Nikhil makes his own speeches.  He appeals to people to compromise with one another.  To live and let live.  To allow for free trade.  Free trade of goods both foreign and domestic.  And to recognize that true solidarity with the Muslims is to give them the freedom to follow their own ways.  Even if it means slaughtering cows.

All of this is happening in the movie.

Yet we are watching are the changes taking place inside Bimala.

A great deal of the film belongs to her.

When she walks through the sunlit stained-glass hallway for the first time, she grows enamored with Sandip.  She helps his cause.  She grows to love him.  Yet she loves her husband too.

What will come of it?

Will the region break out in violence?

Will Sandip's revolution win the day?

Will the men's friendship survive their opposing viewpoints?

Will the marriage survive?

What will Bimala choose?

Sandip will confront Nikhil.  "I follow the Bhagavadgita, Nikhil.  I am concerned only with the action, not the result.

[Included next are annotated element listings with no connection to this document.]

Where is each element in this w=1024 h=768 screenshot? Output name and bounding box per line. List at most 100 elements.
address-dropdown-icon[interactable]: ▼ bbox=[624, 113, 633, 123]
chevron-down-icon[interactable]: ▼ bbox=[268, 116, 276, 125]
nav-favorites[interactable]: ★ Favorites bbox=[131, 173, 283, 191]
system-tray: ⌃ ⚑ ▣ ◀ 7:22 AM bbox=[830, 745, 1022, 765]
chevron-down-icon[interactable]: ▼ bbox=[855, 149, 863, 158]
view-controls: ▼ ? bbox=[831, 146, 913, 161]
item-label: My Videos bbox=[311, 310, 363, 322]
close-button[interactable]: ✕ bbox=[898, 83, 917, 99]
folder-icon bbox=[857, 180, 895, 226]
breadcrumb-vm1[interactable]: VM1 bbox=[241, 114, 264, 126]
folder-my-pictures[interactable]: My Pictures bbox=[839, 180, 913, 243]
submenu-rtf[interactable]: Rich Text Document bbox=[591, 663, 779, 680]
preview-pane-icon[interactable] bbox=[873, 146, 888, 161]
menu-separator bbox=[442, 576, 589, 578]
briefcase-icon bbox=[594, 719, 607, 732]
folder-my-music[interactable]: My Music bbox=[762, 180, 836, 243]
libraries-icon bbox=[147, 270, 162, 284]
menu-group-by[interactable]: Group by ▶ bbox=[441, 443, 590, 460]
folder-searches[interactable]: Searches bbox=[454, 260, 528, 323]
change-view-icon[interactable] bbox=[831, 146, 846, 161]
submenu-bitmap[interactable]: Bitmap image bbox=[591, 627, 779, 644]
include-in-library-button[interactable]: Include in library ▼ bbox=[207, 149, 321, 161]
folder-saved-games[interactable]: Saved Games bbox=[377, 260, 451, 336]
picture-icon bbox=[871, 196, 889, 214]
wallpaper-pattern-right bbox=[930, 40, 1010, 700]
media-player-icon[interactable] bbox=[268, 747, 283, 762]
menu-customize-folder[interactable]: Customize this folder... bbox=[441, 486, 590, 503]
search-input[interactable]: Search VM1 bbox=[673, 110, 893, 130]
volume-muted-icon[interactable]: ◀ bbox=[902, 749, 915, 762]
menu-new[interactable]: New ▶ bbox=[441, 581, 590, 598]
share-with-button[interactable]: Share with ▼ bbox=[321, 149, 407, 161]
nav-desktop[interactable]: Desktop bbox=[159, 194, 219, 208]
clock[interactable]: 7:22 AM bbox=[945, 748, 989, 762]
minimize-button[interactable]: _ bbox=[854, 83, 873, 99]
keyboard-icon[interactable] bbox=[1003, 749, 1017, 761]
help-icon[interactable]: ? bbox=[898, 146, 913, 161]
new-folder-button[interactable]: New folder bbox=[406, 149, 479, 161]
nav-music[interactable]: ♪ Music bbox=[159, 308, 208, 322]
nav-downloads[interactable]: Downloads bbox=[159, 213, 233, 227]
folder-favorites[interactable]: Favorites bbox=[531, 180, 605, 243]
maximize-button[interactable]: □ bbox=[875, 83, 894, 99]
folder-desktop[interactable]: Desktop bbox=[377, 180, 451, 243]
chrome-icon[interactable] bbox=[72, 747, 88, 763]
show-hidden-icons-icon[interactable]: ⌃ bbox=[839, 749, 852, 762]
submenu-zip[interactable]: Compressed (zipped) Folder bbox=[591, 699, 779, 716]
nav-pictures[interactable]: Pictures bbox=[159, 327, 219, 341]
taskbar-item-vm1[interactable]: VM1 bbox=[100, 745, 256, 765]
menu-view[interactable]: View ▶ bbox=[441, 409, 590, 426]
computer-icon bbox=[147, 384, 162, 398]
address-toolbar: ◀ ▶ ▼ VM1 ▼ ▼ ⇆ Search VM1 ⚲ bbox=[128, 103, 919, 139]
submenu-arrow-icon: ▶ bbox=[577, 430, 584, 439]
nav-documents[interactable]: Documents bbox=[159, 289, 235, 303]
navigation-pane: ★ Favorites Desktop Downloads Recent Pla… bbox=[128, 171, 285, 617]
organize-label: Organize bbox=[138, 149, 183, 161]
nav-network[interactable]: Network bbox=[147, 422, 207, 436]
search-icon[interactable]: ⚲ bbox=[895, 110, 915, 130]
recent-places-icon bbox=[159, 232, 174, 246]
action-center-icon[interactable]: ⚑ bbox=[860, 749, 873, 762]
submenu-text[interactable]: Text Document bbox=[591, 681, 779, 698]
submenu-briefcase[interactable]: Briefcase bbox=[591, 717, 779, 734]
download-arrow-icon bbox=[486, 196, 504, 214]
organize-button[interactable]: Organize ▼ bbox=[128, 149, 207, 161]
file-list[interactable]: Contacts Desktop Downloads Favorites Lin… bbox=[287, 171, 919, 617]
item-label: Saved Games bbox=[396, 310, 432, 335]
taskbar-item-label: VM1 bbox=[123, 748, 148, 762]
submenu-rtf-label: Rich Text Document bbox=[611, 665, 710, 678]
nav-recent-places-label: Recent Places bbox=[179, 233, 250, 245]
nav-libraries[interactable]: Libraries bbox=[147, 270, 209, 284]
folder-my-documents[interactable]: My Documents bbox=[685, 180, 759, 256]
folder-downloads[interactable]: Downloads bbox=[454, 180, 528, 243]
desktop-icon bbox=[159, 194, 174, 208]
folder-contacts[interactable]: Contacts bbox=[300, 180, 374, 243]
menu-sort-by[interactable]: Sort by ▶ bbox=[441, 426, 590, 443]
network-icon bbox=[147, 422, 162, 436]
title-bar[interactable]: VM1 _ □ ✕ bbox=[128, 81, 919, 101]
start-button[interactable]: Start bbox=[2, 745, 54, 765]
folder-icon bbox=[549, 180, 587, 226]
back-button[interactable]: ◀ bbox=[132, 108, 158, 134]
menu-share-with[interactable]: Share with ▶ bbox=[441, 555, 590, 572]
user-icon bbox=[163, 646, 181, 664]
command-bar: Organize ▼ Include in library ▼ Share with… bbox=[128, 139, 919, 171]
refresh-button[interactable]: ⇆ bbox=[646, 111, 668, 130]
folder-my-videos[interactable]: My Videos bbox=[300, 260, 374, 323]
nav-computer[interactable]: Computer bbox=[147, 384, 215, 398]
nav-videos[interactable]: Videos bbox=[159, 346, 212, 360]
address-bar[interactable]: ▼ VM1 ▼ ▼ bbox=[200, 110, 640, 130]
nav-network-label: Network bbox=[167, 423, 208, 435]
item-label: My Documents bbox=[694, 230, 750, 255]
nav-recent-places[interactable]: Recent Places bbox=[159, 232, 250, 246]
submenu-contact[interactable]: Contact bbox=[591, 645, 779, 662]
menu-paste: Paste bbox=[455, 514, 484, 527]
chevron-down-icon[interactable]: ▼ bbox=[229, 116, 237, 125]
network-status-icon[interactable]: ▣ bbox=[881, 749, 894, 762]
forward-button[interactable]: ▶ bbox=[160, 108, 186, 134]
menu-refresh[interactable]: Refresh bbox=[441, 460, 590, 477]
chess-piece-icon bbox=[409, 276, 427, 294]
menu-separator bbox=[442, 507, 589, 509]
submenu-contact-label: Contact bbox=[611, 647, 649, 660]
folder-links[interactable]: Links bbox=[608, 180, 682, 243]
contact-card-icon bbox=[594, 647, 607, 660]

And I consider Ravana to be the hero of Ramayana, not Rama.  So I can't accept advice from the followers of Rama."

He is referring to the national epic.  Rama is the prince.  Ravana is the demon king.  Rama is the protagonist.  Ravana is the antagonist.  Sandip sides with the antagonist.

Ravana kidnaps Rama's wife.

Rama kills Ravana.

Not that Nikhil and Sandip will follow suit.  But it is an insight into Sandip's thinking.  And to the opposing sides on which these long-time friends have found themselves.

Bimala will point out to Sandip that he smokes foreign cigarettes, observing an incongruity between his principles and his behavior.

He does not apologize.

He says he allows himself this one indulgence.  He is hooked and cannot stop himself.

Nikhil would call this convenient.

Ray filmed The Home and the World in beautiful Eastmancolor.  Watching it reminds one of watching the latter films of Jean Renoir, with the frame so lushly filled with exquisite production design in vibrant colors.  Films such as The Golden Coach (1952), French Cancan (1955), and Elena and Her Men (1956).  They were all filmed in Technicolor, but both processes share an affinity for rich and glorious hues.

And one remembers that Ray assisted Renoir when Renoir came to India to film The River (1951), just four years before making his own first film Pather Panchali (1955), and that Ray admired Renoir so much.

Tagore published the novel The Home and the World in 1916.  He created the characters of Nikhil and Sandip as representing different personalities.  Different points of view.  Different solutions to the same problem.  Some see Gandhi as being like Sandip, with his insistence on nationalism.  Yet his pacifism more closely resembles Nikhil.

At the end of the day, Bimala will make her choice.

She will exercise her own free will.

And one of the sides will win.

At least in the home.  If not yet in the world.